If you are using 5/4 trim stock, you can expect to wait 25 minutes or more for the board to come up to temperature.
I do all the temperature readings with an infrared temperature gun. I even drill a hole into the middle of my oven to get accurate readings while the material is heating up inside.
I make a bending form on a convenient area of subfloor on the job that we can keep clean while we’re doing the bending. The warm plastic is almost like a liquid, and it will conform to whatever you put it against, so it’s important that the form have a continuous edge that follows an even curve. To achieve this, I build a form with two stops, one on the inside and one on the outside. I begin by tracing out my radius and screwing a ripped piece of PVC stock to the subfloor following that radius. Then I measure the width of the trim board I’m bending and add a strong 1/16 inch to it because the trim board will be slightly expanded once it’s out of the oven.
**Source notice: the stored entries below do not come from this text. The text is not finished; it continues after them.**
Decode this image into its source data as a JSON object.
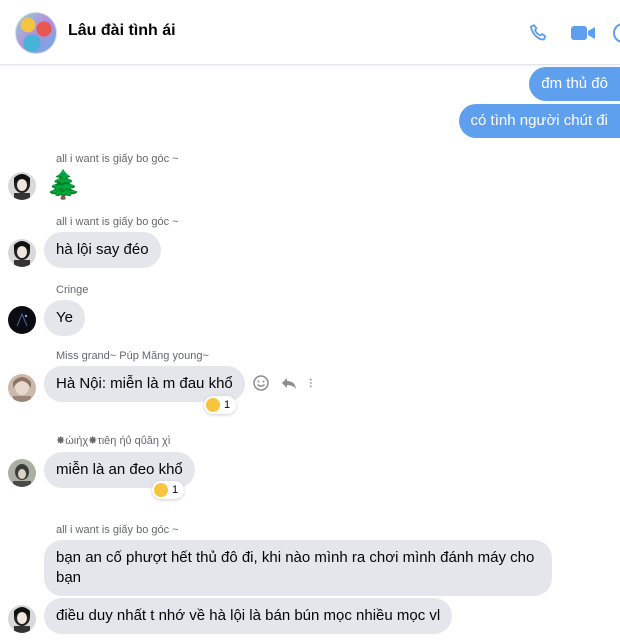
{
  "header": {
    "title": "Lâu đài tình ái",
    "icons": [
      "phone-icon",
      "video-icon",
      "more-icon"
    ],
    "accent": "#5ea0ee"
  },
  "messages": {
    "out1": "đm thủ đô",
    "out2": "có tình người chút đi",
    "m1_sender": "all i want is giấy bo góc ~",
    "m1_text": "🌲",
    "m2_sender": "all i want is giấy bo góc ~",
    "m2_text": "hà lội say đéo",
    "m3_sender": "Cringe",
    "m3_text": "Ye",
    "m4_sender": "Miss grand~ Púp Măng young~",
    "m4_text": "Hà Nội: miễn là m đau khổ",
    "m4_react_count": "1",
    "m5_sender": "✸ώιήχ✸τιêη ήΰ qΰăη χὶ",
    "m5_text": "miễn là an đeo khổ",
    "m5_react_count": "1",
    "m6_sender": "all i want is giấy bo góc ~",
    "m6_text": "bạn an cố phượt hết thủ đô đi, khi nào mình ra chơi mình đánh máy cho bạn",
    "m7_text": "điều duy nhất t nhớ về hà lội là bán bún mọc nhiều mọc vl"
  }
}
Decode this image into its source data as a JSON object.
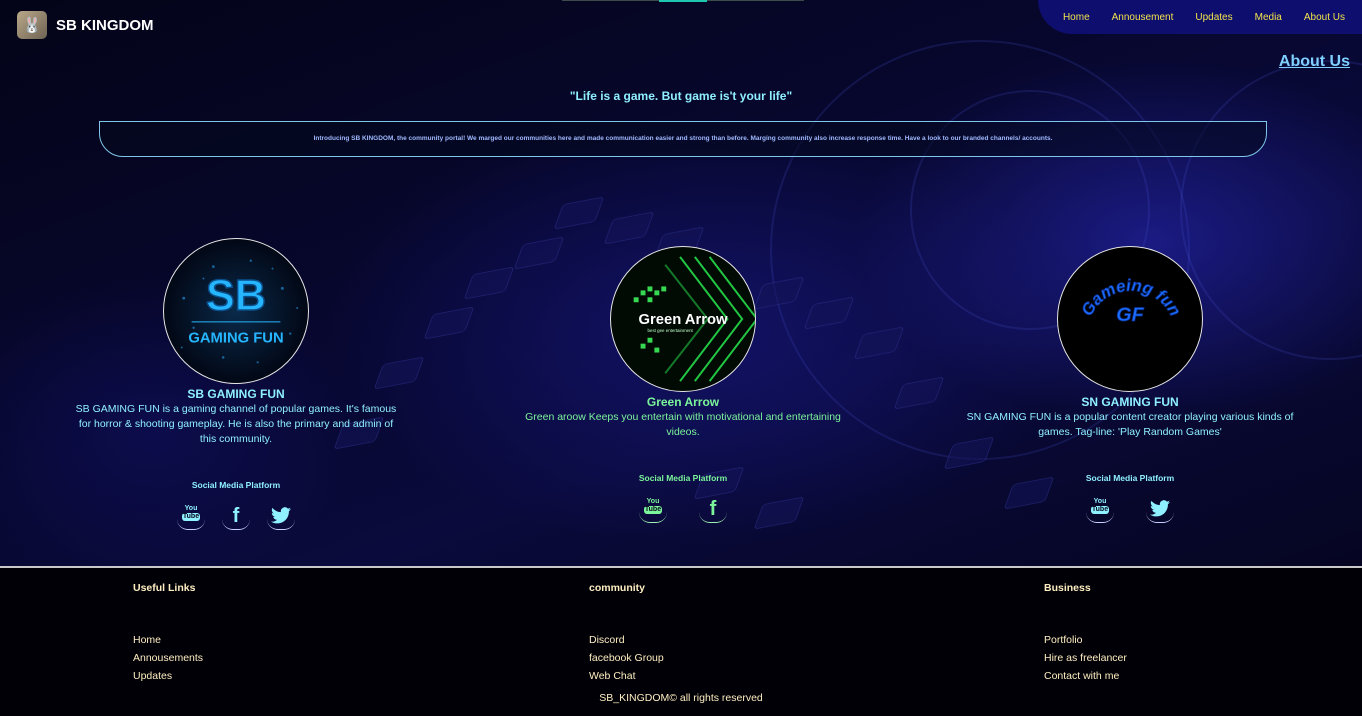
{
  "header": {
    "brand": "SB KINGDOM",
    "nav": [
      "Home",
      "Annousement",
      "Updates",
      "Media",
      "About Us"
    ]
  },
  "about": {
    "heading": "About Us",
    "tagline": "\"Life is a game. But game is't your life\"",
    "intro": "Introducing SB KINGDOM, the community portal! We marged our communities here and made communication easier and strong than before. Marging community also increase response time. Have a look to our branded channels/ accounts."
  },
  "channels": [
    {
      "title": "SB GAMING FUN",
      "logo_text": [
        "SB",
        "GAMING FUN"
      ],
      "description": "SB GAMING FUN is a gaming channel of popular games. It's famous for horror & shooting gameplay. He is also the primary and admin of this community.",
      "social_label": "Social Media Platform",
      "icons": [
        "youtube-icon",
        "facebook-icon",
        "twitter-icon"
      ],
      "color": "#8ff0ff"
    },
    {
      "title": "Green Arrow",
      "logo_text": [
        "Green Arrow",
        "best gee entertainment"
      ],
      "description": "Green aroow Keeps you entertain with motivational and entertaining videos.",
      "social_label": "Social Media Platform",
      "icons": [
        "youtube-icon",
        "facebook-icon"
      ],
      "color": "#7bf59a"
    },
    {
      "title": "SN GAMING FUN",
      "logo_text": [
        "Gameing fun",
        "GF"
      ],
      "description": "SN GAMING FUN is a popular content creator playing various kinds of games. Tag-line: 'Play Random Games'",
      "social_label": "Social Media Platform",
      "icons": [
        "youtube-icon",
        "twitter-icon"
      ],
      "color": "#8ff0ff"
    }
  ],
  "icon_glyphs": {
    "youtube_top": "You",
    "youtube_bottom": "Tube",
    "facebook": "f",
    "twitter": "🐦"
  },
  "footer": {
    "columns": [
      {
        "title": "Useful Links",
        "links": [
          "Home",
          "Annousements",
          "Updates"
        ]
      },
      {
        "title": "community",
        "links": [
          "Discord",
          "facebook Group",
          "Web Chat"
        ]
      },
      {
        "title": "Business",
        "links": [
          "Portfolio",
          "Hire as freelancer",
          "Contact with me"
        ]
      }
    ],
    "copyright": "SB_KINGDOM© all rights reserved"
  },
  "colors": {
    "nav_bg": "#0e0e6e",
    "nav_text": "#f1e34a",
    "accent_cyan": "#8ff0ff",
    "accent_green": "#7bf59a",
    "footer_text": "#ffeec2"
  }
}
I then screw another stop along this outer line.
When bending a molding that’s nested, like a crown molding, I make sure the back (inside line) of my form is tall enough to support the molding while it’s in the nested position. An easy way to do this is to rip 1/2-inch PVC sheet stock down to the height needed and screw it to a bunch of mounting blocks following the curve. It’s kind of like one of those wooden snakes you can move around, except you secure the blocks to your work surface.
Handling Hot Trim
Taking the heated PVC out of the oven is tricky. I’ve done this many times by myself, but at first, it’s best to have helpers. Make sure everything you need for bending is set up so you can pull the PVC out of the oven and set it into the form as quickly as possible. Waste a minute, and it will cool and stiffen up, and you will need to try again. Also make sure to wear gloves, as your hands will be on the hot material for a couple of minutes.
For flat stock, the process is pretty cut and dry once you place it between the form boards. A good tip is to drag the stock into the form instead of trying to pick it up in its wet-noodle state. The same is true for a nested profile, but make sure to hand press the top edges of the profile against the tall back of the form to prevent the trim from rippling.
After two to five minutes in the form, the trim should be good to go. I usually wait the full five minutes so I know I won’t get any springback. A good way to be sure is to check that the temperature has fallen below 140°F.